Beitrag von Erzähler » Sonntag 23. Mai 2010, 15:48

Yavanna darf sich folgende Gegenstände zu ihrer Ausrüstung dazuschreiben:
  • 15 Samen hymlianischer Pflanzen (Wolken-Efeu, Blumen etc.) nach Belieben
  • 6 Sätze hymlianischer Kleidung


Eine hymlianische Taverne unterschied sich immens von einer übriger Menschenvölker. Nicht nur, dass das Volk der Wolken offene Räume mit hohen Fenstern und glaslosen Bögen bevorzugte, durch die jederzeit eine laue Brise wehen und das Gemüt erfrischen konnte, sie gingen auch anders mit Besuchern um.
So schaute niemand neugierig oder verwundert, dass dem elfischen Gast ein kleiner Drache folgte. Assatal tapste Yavanna hinterher, schnupperte, lief ein paar Mal um den Tisch herum und blickte mit einer Mischung aus Neugier und Scheu zu den übrigen Anwesenden der Taverne auf. Die Hymlianer lächelten. Drachen waren ihnen nicht unbekannt, obgleich sie lange Zeit verschwunden zu sein gewesen schienen.
Neugieriger lugten einige von ihnen allerdings, als Yavanna plötzlich einen kleinen Wolf aus ihrer Tasche zauberte. Pelzwesen waren den meisten Menschen der Himmelsstadt fremd und so besaß Isildur ungewollte Aufmerksamkeit vieler.

Gerade, als sich eine der überaus luftig gekleideten Hymlianerinnen mit einem freundlichen Lächeln näherte - es handelte sich um eine Schankmagd, die die Bestellung aufnehmen wollte - huschte Isildur von seinem Platz aus davon und durch die Stube. Assatal guckte ganz verdutzt, er hatte eben doch noch ein liebes Küsschen verteilt. Der kleine Drache streckte aufgeregt die kurzen Flügelchen aus und verkroch sich dann hinter Yavannas Bein. Sein Versteck sollte nicht von Dauer bleiben.
Zunächst aber wetzte der Elf in Wolfsgestalt durch den Raum und suchte eine passende Ecke, in der er sich zu einer Verwandlung würde durchringen können. Dass er dabei die volle Aufmerksamkeit aller Hymlianer auf sich zog, bemerkte er im ersten Augenblick wohl nicht. Doch die Himmelsmenschen starrten. Viele waren überrascht von dem plötzlichen - wenn auch geringfügigen - Aufruhr, der Rest schaute fasziniert auf das Tierwesen, dem sie nicht einmal einen Namen zuordnen konnten.
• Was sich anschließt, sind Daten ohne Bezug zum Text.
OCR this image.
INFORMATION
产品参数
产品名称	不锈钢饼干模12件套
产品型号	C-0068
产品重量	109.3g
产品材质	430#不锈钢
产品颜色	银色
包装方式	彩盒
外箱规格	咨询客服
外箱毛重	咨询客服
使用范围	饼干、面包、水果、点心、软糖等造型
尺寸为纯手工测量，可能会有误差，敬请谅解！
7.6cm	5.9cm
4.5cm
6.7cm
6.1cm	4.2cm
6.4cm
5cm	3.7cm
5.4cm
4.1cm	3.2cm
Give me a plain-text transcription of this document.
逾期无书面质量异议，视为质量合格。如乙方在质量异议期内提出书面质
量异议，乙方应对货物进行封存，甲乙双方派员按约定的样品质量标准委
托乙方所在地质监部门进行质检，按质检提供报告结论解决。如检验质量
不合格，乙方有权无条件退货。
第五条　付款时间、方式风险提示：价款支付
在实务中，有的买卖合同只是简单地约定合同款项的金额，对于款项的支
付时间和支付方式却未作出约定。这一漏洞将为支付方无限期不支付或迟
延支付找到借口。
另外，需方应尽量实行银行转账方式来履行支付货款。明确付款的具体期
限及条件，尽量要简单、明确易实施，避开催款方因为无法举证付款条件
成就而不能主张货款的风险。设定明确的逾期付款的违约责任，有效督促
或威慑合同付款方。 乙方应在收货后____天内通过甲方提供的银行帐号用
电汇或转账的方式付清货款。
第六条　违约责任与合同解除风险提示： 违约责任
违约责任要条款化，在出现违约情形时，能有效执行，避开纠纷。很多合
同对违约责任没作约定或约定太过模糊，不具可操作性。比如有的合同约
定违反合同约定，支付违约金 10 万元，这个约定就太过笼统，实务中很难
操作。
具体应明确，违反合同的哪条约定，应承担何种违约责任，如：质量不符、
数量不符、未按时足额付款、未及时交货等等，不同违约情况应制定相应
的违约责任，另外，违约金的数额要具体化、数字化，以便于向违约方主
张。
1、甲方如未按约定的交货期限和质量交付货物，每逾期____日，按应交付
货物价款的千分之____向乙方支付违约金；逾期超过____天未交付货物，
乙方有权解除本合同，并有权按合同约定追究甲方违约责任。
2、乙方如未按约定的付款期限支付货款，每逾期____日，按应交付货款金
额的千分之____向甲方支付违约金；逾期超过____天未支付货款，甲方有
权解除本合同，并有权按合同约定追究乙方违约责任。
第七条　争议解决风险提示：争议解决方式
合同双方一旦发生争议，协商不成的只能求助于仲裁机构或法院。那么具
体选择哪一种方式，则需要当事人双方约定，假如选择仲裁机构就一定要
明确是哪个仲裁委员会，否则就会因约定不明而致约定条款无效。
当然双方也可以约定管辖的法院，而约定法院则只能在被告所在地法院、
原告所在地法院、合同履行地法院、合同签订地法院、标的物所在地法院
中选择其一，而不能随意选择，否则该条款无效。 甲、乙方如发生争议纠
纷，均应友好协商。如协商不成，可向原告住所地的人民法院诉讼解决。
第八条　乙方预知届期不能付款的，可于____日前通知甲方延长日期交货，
Aber er war schön und die Sonnenstrahlen, welche in die leuchtende Wolke fielen, brachten sein Fell zum Glänzen.

Endlich fand Isildur eine Nische, kehrte daraufhin zu Yavanna und Sylcia an den Tisch zurück, um seine Schwester zu holen. Die Schankmagd war derweil ebenfalls dort eingetroffen, streichelte Assatal am Kopf und blickte so neugierig auf Isildur, dass sie ganz vergaß, nach den Wünschen der Gäste zu fragen.
Schon sorgte der Wolf dafür, dass seine Schwester ihm folgte. Sylcia überlegte noch, ob auch sie aufstehen sollte, blieb dann aber sitzen. Sie widmete sich der Schankmagd. "Ich weiß jetzt nicht, was meine Gefährten trinken wollen und wann ihre Schwester hier eintrifft, aber vielleicht bringst du uns allen einfach Griespudding mit leckerem Früchtesirup und dazu hymlianischen Apfelsaft. Das ganze bitte vier Mal."
Die Schankfrau nickte, schaute aber wieder zu der Nische, in die Isildur und Yavanna verschwunden waren. Assatal lugte ebenfalls dorthin. Er stieß ein drachisches Winseln aus, wollte, dass Yavanna zu ihm zurückkehrte. Andere Hymlianer guckten weiterhin voller Neugier.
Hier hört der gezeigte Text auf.